A live entertainment for Saturday Introduced by Joe Melia with a little help from John Bird
Among the main events:
Juliette Greco in one of her rare appearances on television in this country: with songs by Jacques Brel and Maurice Fanon.
'Each programme consists of carefully balanced dishes: a little steak (sometimes "au poivre"), fish, salad, the faintest hint of garlic, never an obvious sweet...'
Marriages
by William Trevor
[Starring] Zena Walker as Mrs Lansdowne, Ann Morrish as Mrs Swingland
'Marriage has nothing to do with perfection, nor perfection with marriage.'
Tibetan Bells: If you listen long and hard down into the bells, either you will go insane, or be propelled into enlightenment...' For 4,000 years Tibetan bells have been prized for their extraordinary purity and duration of tone.

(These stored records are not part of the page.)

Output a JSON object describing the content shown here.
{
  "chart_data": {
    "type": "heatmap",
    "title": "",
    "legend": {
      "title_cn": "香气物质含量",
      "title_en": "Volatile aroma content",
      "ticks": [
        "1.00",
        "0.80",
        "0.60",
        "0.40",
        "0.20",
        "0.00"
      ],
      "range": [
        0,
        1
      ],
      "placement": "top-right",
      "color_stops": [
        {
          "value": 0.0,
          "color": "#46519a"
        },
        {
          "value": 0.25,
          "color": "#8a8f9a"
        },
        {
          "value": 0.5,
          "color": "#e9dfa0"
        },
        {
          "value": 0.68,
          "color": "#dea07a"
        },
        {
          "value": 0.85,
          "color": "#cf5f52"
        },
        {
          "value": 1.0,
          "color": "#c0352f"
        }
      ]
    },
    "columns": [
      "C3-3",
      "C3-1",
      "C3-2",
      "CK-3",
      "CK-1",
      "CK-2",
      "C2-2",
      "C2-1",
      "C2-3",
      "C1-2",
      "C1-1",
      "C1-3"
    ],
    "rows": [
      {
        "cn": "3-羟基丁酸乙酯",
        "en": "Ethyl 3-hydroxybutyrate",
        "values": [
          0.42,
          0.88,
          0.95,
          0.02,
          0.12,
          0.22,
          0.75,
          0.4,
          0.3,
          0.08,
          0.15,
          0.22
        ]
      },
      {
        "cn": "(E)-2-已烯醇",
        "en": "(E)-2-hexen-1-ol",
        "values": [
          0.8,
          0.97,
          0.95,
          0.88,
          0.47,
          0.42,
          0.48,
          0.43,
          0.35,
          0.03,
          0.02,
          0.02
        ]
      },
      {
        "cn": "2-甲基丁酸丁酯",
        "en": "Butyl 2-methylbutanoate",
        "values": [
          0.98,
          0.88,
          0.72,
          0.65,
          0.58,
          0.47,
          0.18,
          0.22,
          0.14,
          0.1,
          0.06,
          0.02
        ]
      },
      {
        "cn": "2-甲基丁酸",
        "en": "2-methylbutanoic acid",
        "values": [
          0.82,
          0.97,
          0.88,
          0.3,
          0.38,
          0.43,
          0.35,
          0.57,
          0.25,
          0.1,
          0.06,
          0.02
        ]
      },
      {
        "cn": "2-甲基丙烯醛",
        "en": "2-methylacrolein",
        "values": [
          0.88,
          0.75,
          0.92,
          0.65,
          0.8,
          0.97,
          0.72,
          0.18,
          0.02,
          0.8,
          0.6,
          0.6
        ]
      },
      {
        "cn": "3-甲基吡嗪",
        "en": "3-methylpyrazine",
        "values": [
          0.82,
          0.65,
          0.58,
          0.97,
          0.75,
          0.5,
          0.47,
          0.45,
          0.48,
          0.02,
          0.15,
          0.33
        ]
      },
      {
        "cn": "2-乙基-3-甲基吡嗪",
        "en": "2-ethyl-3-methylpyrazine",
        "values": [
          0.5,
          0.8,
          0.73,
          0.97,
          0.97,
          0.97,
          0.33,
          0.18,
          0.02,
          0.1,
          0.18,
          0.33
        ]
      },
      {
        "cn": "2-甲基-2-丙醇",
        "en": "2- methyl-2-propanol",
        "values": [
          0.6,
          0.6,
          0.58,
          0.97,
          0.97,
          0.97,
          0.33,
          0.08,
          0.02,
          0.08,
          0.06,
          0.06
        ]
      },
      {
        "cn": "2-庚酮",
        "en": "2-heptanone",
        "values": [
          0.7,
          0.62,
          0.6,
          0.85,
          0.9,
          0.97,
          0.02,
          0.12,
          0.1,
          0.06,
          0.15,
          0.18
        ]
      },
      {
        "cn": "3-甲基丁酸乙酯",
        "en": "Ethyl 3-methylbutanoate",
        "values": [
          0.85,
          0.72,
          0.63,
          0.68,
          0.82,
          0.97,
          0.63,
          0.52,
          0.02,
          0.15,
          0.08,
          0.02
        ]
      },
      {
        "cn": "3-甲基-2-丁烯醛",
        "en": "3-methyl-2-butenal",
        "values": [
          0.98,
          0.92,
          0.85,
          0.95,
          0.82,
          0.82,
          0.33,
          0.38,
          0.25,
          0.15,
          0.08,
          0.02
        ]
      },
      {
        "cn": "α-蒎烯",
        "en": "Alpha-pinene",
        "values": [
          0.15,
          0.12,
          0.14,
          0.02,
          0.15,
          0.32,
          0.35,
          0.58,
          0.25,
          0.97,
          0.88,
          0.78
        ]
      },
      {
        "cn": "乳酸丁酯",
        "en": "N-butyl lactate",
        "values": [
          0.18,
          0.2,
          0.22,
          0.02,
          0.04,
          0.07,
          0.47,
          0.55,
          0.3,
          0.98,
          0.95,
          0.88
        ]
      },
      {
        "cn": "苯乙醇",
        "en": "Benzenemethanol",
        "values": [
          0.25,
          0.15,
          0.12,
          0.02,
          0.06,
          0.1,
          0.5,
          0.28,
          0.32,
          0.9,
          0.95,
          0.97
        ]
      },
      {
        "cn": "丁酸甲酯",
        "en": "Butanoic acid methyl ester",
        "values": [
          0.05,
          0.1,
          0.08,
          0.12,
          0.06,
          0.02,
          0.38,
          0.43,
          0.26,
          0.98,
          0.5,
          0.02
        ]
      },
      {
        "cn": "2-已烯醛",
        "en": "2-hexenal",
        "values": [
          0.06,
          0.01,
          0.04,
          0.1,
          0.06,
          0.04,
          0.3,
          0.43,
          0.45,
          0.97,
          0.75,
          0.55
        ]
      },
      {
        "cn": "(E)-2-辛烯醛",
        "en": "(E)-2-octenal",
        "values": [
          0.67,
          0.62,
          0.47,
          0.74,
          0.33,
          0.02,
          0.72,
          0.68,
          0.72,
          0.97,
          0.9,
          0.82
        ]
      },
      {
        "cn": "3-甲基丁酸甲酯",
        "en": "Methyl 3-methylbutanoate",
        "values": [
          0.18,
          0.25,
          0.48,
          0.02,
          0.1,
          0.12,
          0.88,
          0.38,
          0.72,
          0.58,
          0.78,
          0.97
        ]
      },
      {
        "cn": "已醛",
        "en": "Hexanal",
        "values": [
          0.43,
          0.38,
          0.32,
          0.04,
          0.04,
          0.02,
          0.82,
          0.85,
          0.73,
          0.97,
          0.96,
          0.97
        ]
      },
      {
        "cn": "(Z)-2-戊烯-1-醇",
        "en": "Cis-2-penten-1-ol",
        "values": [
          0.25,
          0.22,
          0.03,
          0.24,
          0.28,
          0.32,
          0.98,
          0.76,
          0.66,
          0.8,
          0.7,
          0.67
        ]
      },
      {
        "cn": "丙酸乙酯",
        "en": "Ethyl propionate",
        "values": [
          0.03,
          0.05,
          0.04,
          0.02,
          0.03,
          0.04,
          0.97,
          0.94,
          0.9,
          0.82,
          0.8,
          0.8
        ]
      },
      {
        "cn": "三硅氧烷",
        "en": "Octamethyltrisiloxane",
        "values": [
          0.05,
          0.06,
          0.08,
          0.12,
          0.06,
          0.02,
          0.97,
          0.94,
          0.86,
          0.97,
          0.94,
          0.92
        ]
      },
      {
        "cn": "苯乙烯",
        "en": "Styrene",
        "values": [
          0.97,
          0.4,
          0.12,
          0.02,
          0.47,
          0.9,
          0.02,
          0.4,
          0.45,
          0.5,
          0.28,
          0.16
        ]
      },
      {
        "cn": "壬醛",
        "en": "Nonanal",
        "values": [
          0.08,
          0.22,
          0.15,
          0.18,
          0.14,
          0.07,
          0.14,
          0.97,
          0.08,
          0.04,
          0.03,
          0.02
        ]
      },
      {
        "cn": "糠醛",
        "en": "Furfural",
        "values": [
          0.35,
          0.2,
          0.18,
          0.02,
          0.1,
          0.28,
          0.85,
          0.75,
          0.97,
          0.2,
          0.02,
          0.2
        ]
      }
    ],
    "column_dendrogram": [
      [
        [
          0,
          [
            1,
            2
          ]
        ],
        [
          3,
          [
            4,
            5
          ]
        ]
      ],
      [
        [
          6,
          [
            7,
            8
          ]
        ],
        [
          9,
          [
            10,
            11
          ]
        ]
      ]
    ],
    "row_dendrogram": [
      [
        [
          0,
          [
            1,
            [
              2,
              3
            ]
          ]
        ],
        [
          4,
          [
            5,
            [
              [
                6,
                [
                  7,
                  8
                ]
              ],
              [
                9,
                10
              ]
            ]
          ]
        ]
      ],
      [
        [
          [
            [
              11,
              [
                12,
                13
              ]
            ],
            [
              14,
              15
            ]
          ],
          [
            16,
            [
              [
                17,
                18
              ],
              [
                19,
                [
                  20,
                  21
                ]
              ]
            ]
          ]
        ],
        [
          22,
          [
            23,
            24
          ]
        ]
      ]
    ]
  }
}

Traditionally used by praying lamas, tonight a group of Western musicians - Henry Wolff, Nancy Hennings and Drew Gladstone - explore an extraordinary range of sounds on their unique collection.
10.40 The Mike Gibbs Band
Jazz is usually defined as music improvised by a small group of performers. Yet ever since the 1920s composers and arrangers have worked with large ensembles. As styles of improvisation have changed so has big band orchestration: today's arrangers have to accommodate free-form.
Few writers, in England or America, have done this as successfully as composer Mike Gibbs whose 15-piece orchestra perform two of his works in the studio.
125 Years of AA: People in our major cities are becoming concerned about the transformations taking place in their familiar surroundings. Why have the traditional achievements of British architects in creating livable communities apparently collapsed? The Architectural Association is perhaps one of the principal schools where this question is being asked. As well as presenting part of AA's anniversary exhibition, Full House tonight, discusses the future of architecture.